Randomly chosen ODs in the concrete example run.

We have implemented the strategy explained above, along with visualisation etc., and made it available through integration into an instance of the Autotool [13] e-learning system at https://autotool.fmi.iw.uni-due.de/alloy-cd-od. What is shown to students for each task are CD1 and CD2 (but thick edges turned normal) and OD1–OD5, of course without the bucket annotations. Immediate feedback is provided on student answers by checking them against what the system knows about the origin (buckets) of the presented ODs. Seeds for the random task generator would be derived from student identification numbers in an actual course.

What remains to be done here in the paper is to explain the role of thick edges in CDs. These are associations, aggregations, or compositions that interact in a somewhat subtle way with inheritance. For example, the thick association in CD1 in Fig. 10 will be inherited at one end from B to D to C, with the consequence that C objects can have links to themselves (see OD3 in Fig. 11). Ultimately, the “puzzle” concerning Fig. 6 in Sect. 3 was also caused by a “thick edge” (though it was not depicted thick there). So treatment of these specific constellations of relationships in CDs is one way of making exercise tasks less or more challenging. We currently permit them for CD0, for at most one of CD1 and CD2, but not for CD3. We do not disclose their presence or absence (showing everything as normal lines instead) to students, just as we do not disclose CD0, CD3, or which mutations have been made between CDs.

7 Related and Future Work

We have already mentioned existing translations from the UML domain to Alloy [1, 7,8,9, 12] throughout the paper. Instead of generating ODs using Alloy, instances for a given CD may also be found using an instance generating graph grammar [3]. To do so, the meta model in that context would require essentially two extensions. First, analogously to the customisation of CD2Alloy, support for mutations of CDs would be additionally needed. Second, constraints would have to be put in place to ensure that the ODs generated as instances are (or are not) instances of certain mutated variants.

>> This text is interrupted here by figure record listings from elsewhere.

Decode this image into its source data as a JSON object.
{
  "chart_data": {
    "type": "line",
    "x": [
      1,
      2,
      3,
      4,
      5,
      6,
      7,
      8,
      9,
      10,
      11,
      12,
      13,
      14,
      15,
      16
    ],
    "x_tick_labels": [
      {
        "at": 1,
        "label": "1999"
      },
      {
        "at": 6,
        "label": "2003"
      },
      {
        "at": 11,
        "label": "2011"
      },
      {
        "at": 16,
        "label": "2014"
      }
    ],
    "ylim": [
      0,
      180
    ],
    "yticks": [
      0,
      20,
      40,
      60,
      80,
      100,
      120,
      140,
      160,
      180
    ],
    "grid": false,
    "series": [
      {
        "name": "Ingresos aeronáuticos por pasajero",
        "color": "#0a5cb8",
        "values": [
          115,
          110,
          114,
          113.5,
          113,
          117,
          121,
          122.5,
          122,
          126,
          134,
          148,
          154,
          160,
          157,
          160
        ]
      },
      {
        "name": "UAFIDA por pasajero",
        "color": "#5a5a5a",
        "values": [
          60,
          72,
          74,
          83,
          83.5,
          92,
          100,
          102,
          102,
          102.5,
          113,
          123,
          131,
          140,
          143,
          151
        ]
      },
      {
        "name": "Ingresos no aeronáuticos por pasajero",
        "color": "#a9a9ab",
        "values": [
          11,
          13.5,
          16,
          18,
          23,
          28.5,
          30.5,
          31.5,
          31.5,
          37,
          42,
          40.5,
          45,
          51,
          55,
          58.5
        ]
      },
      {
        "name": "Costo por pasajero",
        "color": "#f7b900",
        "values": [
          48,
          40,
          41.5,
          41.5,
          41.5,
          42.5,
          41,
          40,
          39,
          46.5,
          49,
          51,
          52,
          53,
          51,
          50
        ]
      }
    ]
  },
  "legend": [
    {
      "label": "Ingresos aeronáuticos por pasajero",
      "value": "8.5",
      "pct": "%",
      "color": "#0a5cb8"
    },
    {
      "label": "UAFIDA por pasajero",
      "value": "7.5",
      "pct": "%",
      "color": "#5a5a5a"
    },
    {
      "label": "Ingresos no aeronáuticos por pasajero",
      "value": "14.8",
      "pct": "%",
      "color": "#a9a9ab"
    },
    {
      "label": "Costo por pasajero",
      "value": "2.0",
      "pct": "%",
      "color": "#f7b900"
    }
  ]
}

Besides empirically evaluating our own exercise task generation via use with student cohorts, it would be interesting to further investigate ways of tailoring tasks to specific teaching goals. We have already discussed some possibilities, such as in the last paragraph of the previous section. We could also provide even more control to instructors for variability of tasks, for example not just letting them configure the numbers of classes, relationships etc., but also which CD mutations should be employed in a certain setup (thus allowing generation of tasks focusing on a specific CD/OD concept, or in which we can actually ask students for the reasons a certain OD does not conform to a certain CD), or allowing a larger mutation distance between the CDs used in a task. Extending the approach in order to go beyond structural aspects of CDs and ODs, for example by including attribute fields and methods, would be feasible since the CD2Alloy translation already supports these features. Of course, we would have to use didactic considerations, such as which kinds of bad examples related to attributes and methods we want to handle, for devising appropriate mutations to employ. On a more technical level, future changes could see us using Alloy for generation of CDs (under a range of structural and possibly other constraints) as well. And in a departure from our current use of completely artificial class and object names, we could aim for generating tasks with more meaningful names, also for attributes etc., instead.